TypeError: argument 0 is not a Variable

I am trying to learn CNN with my own data. The shape of the data is (1224, 15, 23). 1224 is the number of data, and each data is (15, 23). CNN is built with PyTorch.
I think there is no logical error because conv2D needs 4-D tensor, and I feed (batch, channel, x, y).
when I build an instance of the Net class I got this error.
TypeError: argument 0 is not a Variable
I have been using PyTroch for half of a year but this error is the first time and I am still confused.
Here is my code.
class Net(nn.Module):
def __init__(self, n):
super(Net,self).__init__()
self.conv = nn.Sequential(nn.Conv2d(1, 32, kernel_size=3, stride=1),
nn.ReLU(),
nn.Conv2d(32, 64, kernel_size=3, stride=1),
nn.ReLU(),
nn.Conv2d(64, 64, kernel_size=3, stride=1), # 64 x 9 x 17
nn.ReLU()
)
conv_out_size = self._get_conv_out(input_shape)
self.fc = nn.Sequential(nn.Linear(64 * 9 * 17, 128),
nn.ReLU(),
nn.Linear(128, n)
)
def _get_conv_out(self, shape):
o = self.conv(torch.zeros(1, *shape))
return int(np.prod(o.size()))
def forward(self, x):
conv_out = self.conv(x).view(x.size()[0], -1)
return sefl.fc(conv_out)
if __name__=='__main__':
num_epochs = 1
num_classes = 2
input_shape = train_img[0].shape # 1, 15, 23
net = Net(num_classes)
iteration = 51
BATCH_SIZE = 24
LEARNING_RATE = 0.0001
criterion = nn.CrossEntropyLoss()
optimizer = optim.Adam(net.parameters(), lr=LEARNING_RATE)
loss_list= []
batch_index = 0
# train
for epoch in range(num_epochs):
for i in range(iteration):
input_img = torch.FloatTensor(train_img[batch_index: batch_index + BATCH_SIZE])
print(input_img.size()) # 24, 1, 15, 23
outputs = net(input_img)
loss = criterion(outputs, labels)
loss_list.append(loss.item())
# Backprop
opimizer.zero_grad()
loss.backward()
optimizer.step()
And the error message:
---------------------------------------------------------------------------
TypeError Traceback (most recent call last)
<ipython-input-179-0f6bc7588c29> in <module>
4 input_shape = train_img[0].shape # 1, 15, 23
5
----> 6 net = Net(num_classes)
7 iteration = 51
8 BATCH_SIZE = 24
<ipython-input-178-8a68d4a0dc4a> in __init__(self, n)
11 )
12
---> 13 conv_out_size = self._get_conv_out(input_shape)
14 self.fc = nn.Sequential(nn.Linear(64 * 9 * 17, 128),
15 nn.ReLU(),
<ipython-input-178-8a68d4a0dc4a> in _get_conv_out(self, shape)
18
19 def _get_conv_out(self, shape):
---> 20 o = self.conv(torch.zeros(1, *shape))
21 return int(np.prod(o.size()))
22
C:\DTools\Anaconda3\envs\tensorflow\lib\site-packages\torch\nn\modules\module.py in __call__(self, *input, **kwargs)
355 result = self._slow_forward(*input, **kwargs)
356 else:
--> 357 result = self.forward(*input, **kwargs)
358 for hook in self._forward_hooks.values():
359 hook_result = hook(self, input, result)
C:\DTools\Anaconda3\envs\tensorflow\lib\site-packages\torch\nn\modules\container.py in forward(self, input)
65 def forward(self, input):
66 for module in self._modules.values():
---> 67 input = module(input)
68 return input
69
C:\DTools\Anaconda3\envs\tensorflow\lib\site-packages\torch\nn\modules\module.py in __call__(self, *input, **kwargs)
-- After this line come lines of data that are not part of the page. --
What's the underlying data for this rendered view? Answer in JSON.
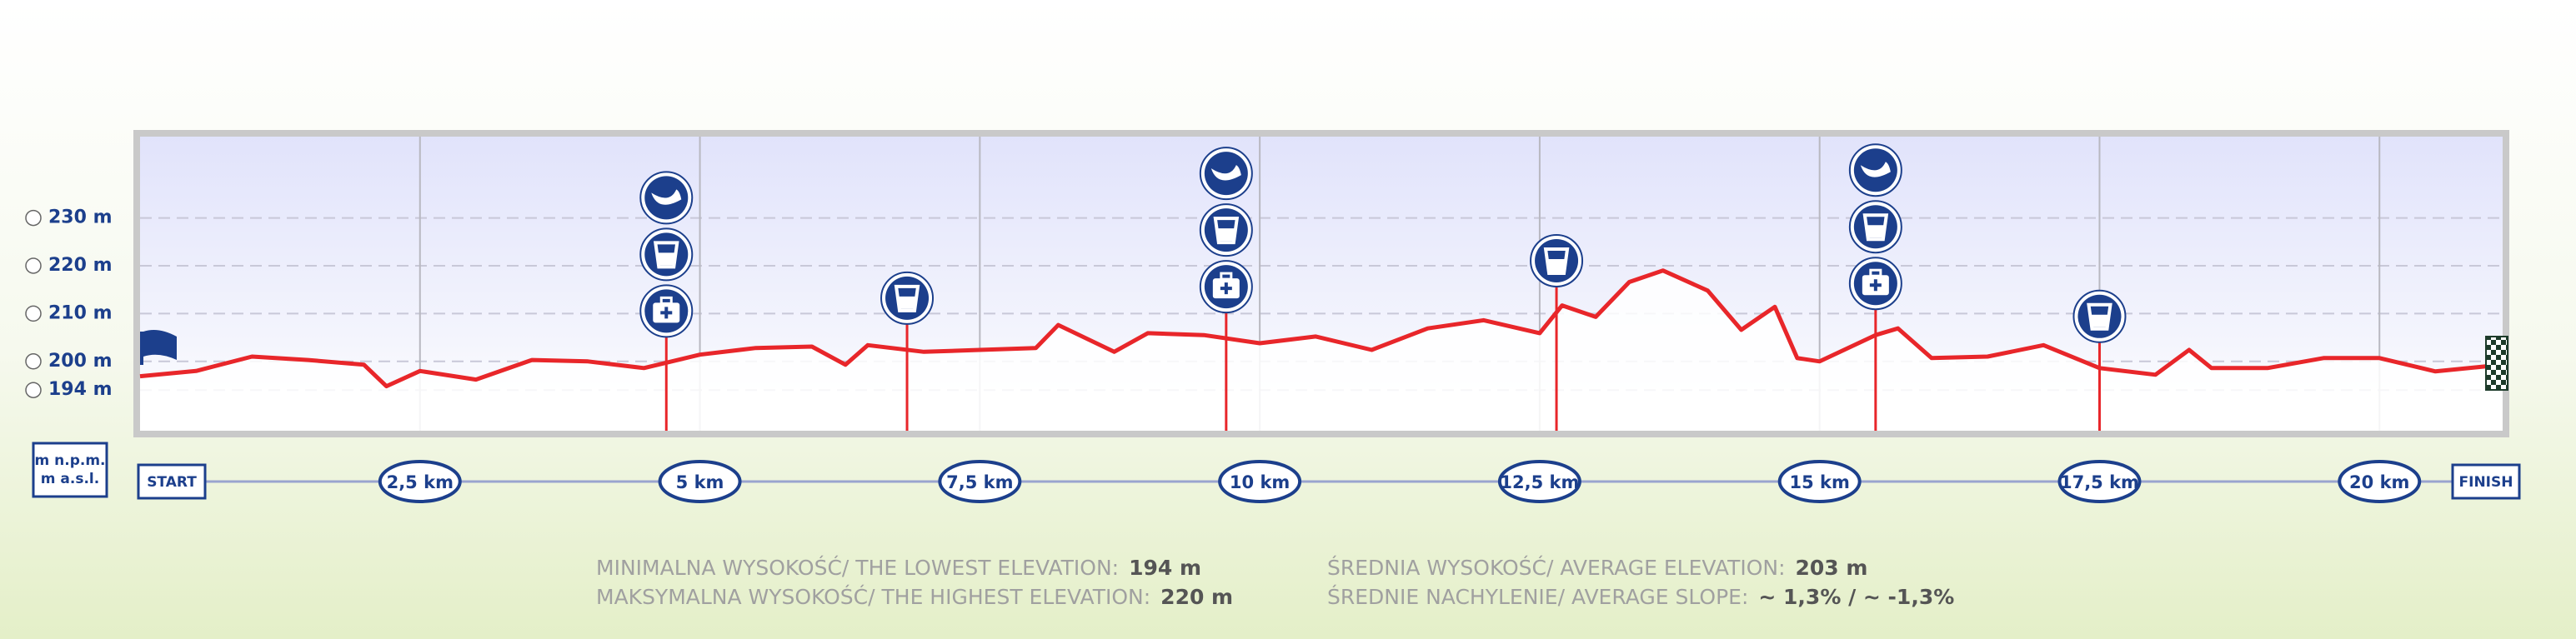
{
  "chart_data": {
    "type": "line",
    "y_axis_label": "m n.p.m. m a.s.l.",
    "start_label": "START",
    "finish_label": "FINISH",
    "color": "#e8262a",
    "grid": true,
    "xlim": [
      0,
      21.1
    ],
    "ylim": [
      185.5,
      247
    ],
    "yticks": [
      {
        "value": 194,
        "label": "194 m"
      },
      {
        "value": 200,
        "label": "200 m"
      },
      {
        "value": 210,
        "label": "210 m"
      },
      {
        "value": 220,
        "label": "220 m"
      },
      {
        "value": 230,
        "label": "230 m"
      }
    ],
    "xticks": [
      {
        "value": 2.5,
        "label": "2,5 km"
      },
      {
        "value": 5,
        "label": "5 km"
      },
      {
        "value": 7.5,
        "label": "7,5 km"
      },
      {
        "value": 10,
        "label": "10 km"
      },
      {
        "value": 12.5,
        "label": "12,5 km"
      },
      {
        "value": 15,
        "label": "15 km"
      },
      {
        "value": 17.5,
        "label": "17,5 km"
      },
      {
        "value": 20,
        "label": "20 km"
      }
    ],
    "x": [
      0,
      0.5,
      1,
      1.5,
      2,
      2.2,
      2.5,
      3,
      3.5,
      4,
      4.5,
      5,
      5.5,
      6,
      6.3,
      6.5,
      7,
      7.5,
      8,
      8.2,
      8.7,
      9,
      9.5,
      10,
      10.5,
      11,
      11.5,
      12,
      12.5,
      12.7,
      13,
      13.3,
      13.6,
      14,
      14.3,
      14.6,
      14.8,
      15,
      15.5,
      15.7,
      16,
      16.5,
      17,
      17.5,
      18,
      18.3,
      18.5,
      19,
      19.5,
      20,
      20.5,
      21.1
    ],
    "values": [
      196.9,
      198,
      201,
      200.3,
      199.3,
      194.8,
      198,
      196.2,
      200.3,
      200,
      198.6,
      201.4,
      202.8,
      203.1,
      199.3,
      203.4,
      202,
      202.4,
      202.8,
      207.6,
      202,
      205.9,
      205.5,
      203.8,
      205.2,
      202.4,
      206.9,
      208.6,
      205.9,
      211.7,
      209.3,
      216.6,
      219,
      214.8,
      206.6,
      211.4,
      200.7,
      200,
      205.5,
      206.9,
      200.7,
      201,
      203.4,
      198.6,
      197.2,
      202.4,
      198.6,
      198.6,
      200.7,
      200.7,
      197.9,
      199.3
    ],
    "stations": [
      {
        "x": 4.7,
        "kinds": [
          "medical",
          "water",
          "food"
        ]
      },
      {
        "x": 6.85,
        "kinds": [
          "water"
        ]
      },
      {
        "x": 9.7,
        "kinds": [
          "medical",
          "water",
          "food"
        ]
      },
      {
        "x": 12.65,
        "kinds": [
          "water"
        ]
      },
      {
        "x": 15.5,
        "kinds": [
          "medical",
          "water",
          "food"
        ]
      },
      {
        "x": 17.5,
        "kinds": [
          "water"
        ]
      }
    ],
    "stats": [
      {
        "label": "MINIMALNA WYSOKOŚĆ/ THE LOWEST ELEVATION:",
        "value": "194 m"
      },
      {
        "label": "MAKSYMALNA WYSOKOŚĆ/ THE HIGHEST ELEVATION:",
        "value": "220 m"
      },
      {
        "label": "ŚREDNIA WYSOKOŚĆ/ AVERAGE ELEVATION:",
        "value": "203 m"
      },
      {
        "label": "ŚREDNIE NACHYLENIE/ AVERAGE SLOPE:",
        "value": "~ 1,3% / ~ -1,3%"
      }
    ]
  }
}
355 result = self._slow_forward(*input, **kwargs)
356 else:
--> 357 result = self.forward(*input, **kwargs)
358 for hook in self._forward_hooks.values():
359 hook_result = hook(self, input, result)
C:\DTools\Anaconda3\envs\tensorflow\lib\site-packages\torch\nn\modules\conv.py in forward(self, input)
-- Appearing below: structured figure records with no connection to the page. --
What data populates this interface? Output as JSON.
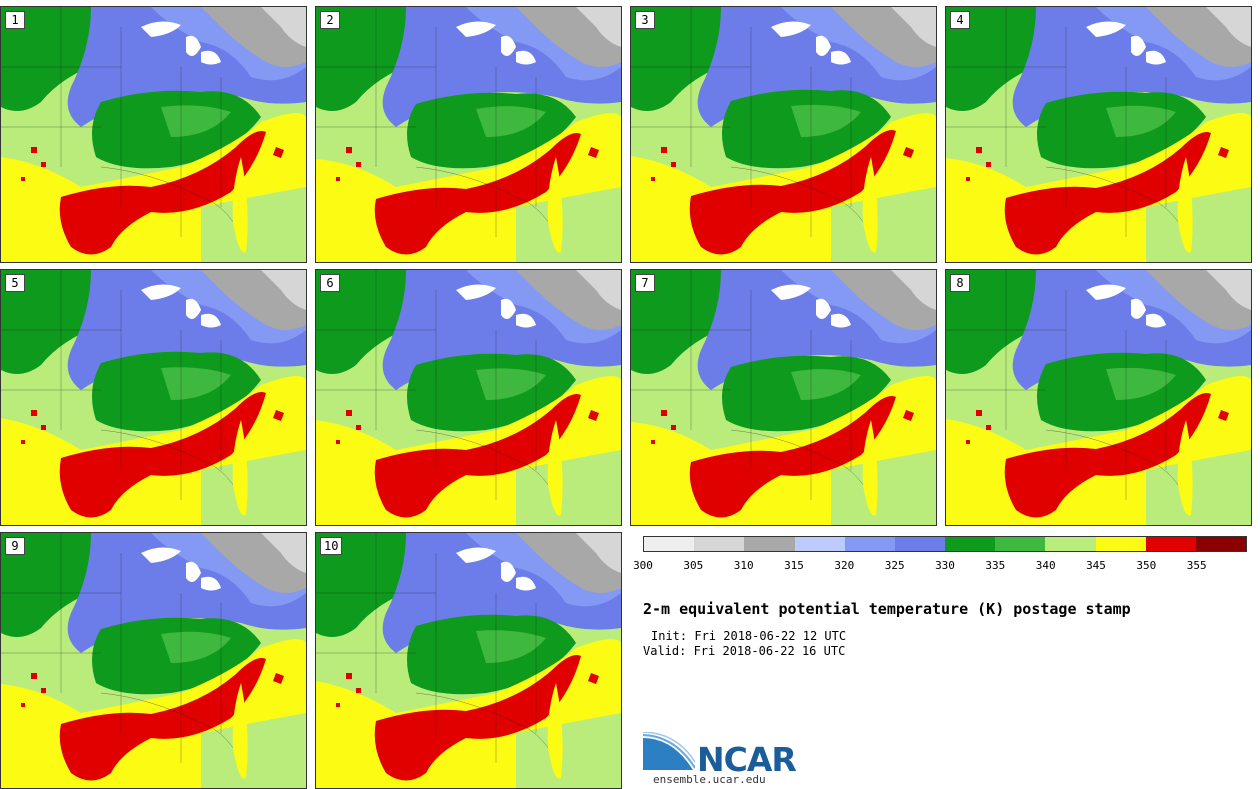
{
  "panels": [
    "1",
    "2",
    "3",
    "4",
    "5",
    "6",
    "7",
    "8",
    "9",
    "10"
  ],
  "colorbar": {
    "ticks": [
      "300",
      "305",
      "310",
      "315",
      "320",
      "325",
      "330",
      "335",
      "340",
      "345",
      "350",
      "355"
    ],
    "colors": [
      "#eeeeee",
      "#d6d6d6",
      "#a8a8a8",
      "#bccbfb",
      "#8399f4",
      "#6c7de9",
      "#0e9a1c",
      "#3fb83f",
      "#b9ec7a",
      "#fcfb14",
      "#e00000",
      "#8b0000"
    ]
  },
  "title": "2-m equivalent potential temperature (K) postage stamp",
  "init": "Init: Fri 2018-06-22 12 UTC",
  "valid": "Valid: Fri 2018-06-22 16 UTC",
  "logo": {
    "name": "NCAR",
    "site": "ensemble.ucar.edu"
  }
}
280 def forward(self, input):
281 return F.conv2d(input, self.weight, self.bias, self.stride,
--> 282 self.padding, self.dilation, self.groups)
283
284
C:\DTools\Anaconda3\envs\tensorflow\lib\site-packages\torch\nn\functional.py in conv2d(input, weight, bias, stride, padding, dilation, groups)
88 _pair(0), groups, torch.backends.cudnn.benchmark,
89 torch.backends.cudnn.deterministic, torch.backends.cudnn.enabled)
---> 90 return f(input, weight, bias)
91
92
TypeError: argument 0 is not a Variable
Your code actually works for PyTorch >= 0.4.1. I guess your PyTorch version is < 0.4 and so you need to pass a Variable in the following line.
o = conv(torch.autograd.Variable(torch.zeros(1, *x.shape)))
In PyTorch >= 0.4.1, the concept of Variable no longer exists. So, torch.FloatTensor can be directly passed to NN layers.